# A Branching Process Model of Clonal Hematopoiesis

We propose a hierarchical branching process model for clonal hematopoiesis. The model consists of a basic model that simulates clonal expansions and an observation process that represents the detection procedures. We consider two variants for the basic model, both based on Kendall’s birth-death branching process: the first with Poisson migration, which models recurrent mutations from a fixed number of hematopoietic stem cells in spatially constrained niches, and the second with a single clone’s expansion with a random starting time point. The latter variant assumes that a single mutation event gives rise to the observed mutant clones, which is appropriate when mutations only occur once. The observation process is a binomial sampling with the sequencing coverage as the total number of samples and the ratio of mutants from the basic model as the probability of detection.
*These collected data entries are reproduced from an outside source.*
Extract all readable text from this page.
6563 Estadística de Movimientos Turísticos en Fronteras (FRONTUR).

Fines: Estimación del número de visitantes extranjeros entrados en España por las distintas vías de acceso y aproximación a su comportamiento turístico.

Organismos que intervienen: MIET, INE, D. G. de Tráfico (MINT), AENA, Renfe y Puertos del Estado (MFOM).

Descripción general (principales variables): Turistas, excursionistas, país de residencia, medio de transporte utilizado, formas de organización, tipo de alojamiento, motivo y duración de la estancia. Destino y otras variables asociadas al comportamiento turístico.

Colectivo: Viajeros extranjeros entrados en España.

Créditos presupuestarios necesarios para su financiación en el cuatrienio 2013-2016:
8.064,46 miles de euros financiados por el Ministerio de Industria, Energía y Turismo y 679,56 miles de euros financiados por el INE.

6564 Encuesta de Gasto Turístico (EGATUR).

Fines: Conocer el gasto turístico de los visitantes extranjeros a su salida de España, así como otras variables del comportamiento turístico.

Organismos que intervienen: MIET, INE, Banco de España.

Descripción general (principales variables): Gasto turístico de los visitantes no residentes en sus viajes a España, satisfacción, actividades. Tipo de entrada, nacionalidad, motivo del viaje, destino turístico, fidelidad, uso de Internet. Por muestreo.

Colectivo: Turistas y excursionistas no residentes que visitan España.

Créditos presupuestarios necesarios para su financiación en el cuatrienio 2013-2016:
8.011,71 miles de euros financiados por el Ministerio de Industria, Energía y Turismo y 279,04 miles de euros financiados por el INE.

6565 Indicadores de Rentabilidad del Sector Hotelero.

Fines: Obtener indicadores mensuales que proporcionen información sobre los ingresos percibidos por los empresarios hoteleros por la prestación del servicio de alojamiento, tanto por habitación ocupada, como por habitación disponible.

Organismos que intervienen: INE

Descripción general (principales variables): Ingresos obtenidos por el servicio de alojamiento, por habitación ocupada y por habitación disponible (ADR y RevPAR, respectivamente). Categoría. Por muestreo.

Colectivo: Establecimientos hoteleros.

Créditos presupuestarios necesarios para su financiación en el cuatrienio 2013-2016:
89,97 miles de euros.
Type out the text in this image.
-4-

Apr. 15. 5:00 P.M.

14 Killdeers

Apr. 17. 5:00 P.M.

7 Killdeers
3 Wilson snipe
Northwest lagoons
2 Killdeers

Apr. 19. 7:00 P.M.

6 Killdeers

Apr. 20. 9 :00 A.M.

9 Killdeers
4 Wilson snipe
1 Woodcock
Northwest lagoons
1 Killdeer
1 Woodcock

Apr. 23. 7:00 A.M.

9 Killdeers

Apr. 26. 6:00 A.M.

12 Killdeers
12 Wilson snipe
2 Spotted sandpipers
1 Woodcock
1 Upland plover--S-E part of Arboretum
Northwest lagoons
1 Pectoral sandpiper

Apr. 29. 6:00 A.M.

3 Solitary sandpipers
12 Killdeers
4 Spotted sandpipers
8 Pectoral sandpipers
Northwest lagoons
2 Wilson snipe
We also introduce multiple-timepoint observations and formulate the model as a Hidden Markov Model, which can be estimated using Sequential Monte Carlo methods. Particularly, we derive the pmf of the two-timepoint model for estimation and the transition probability within the hidden layer.

Our basic model, particularly Kendall’s birth-death branching process with Poisson migration, produces comparable results to Watson et al. (2020), which can be seen as an approximation of our model under a low mutation rate. Our model’s predictions are consistent with the sequencing data from nearly 50,000 healthy individuals in various studies. Furthermore, by incorporating multiple-timepoint settings, our model enables the estimation and prediction of samples collected from a single individual at different times, as well as the depiction of the entire clonal expansion history of the mutant clones from their emergence to dominance.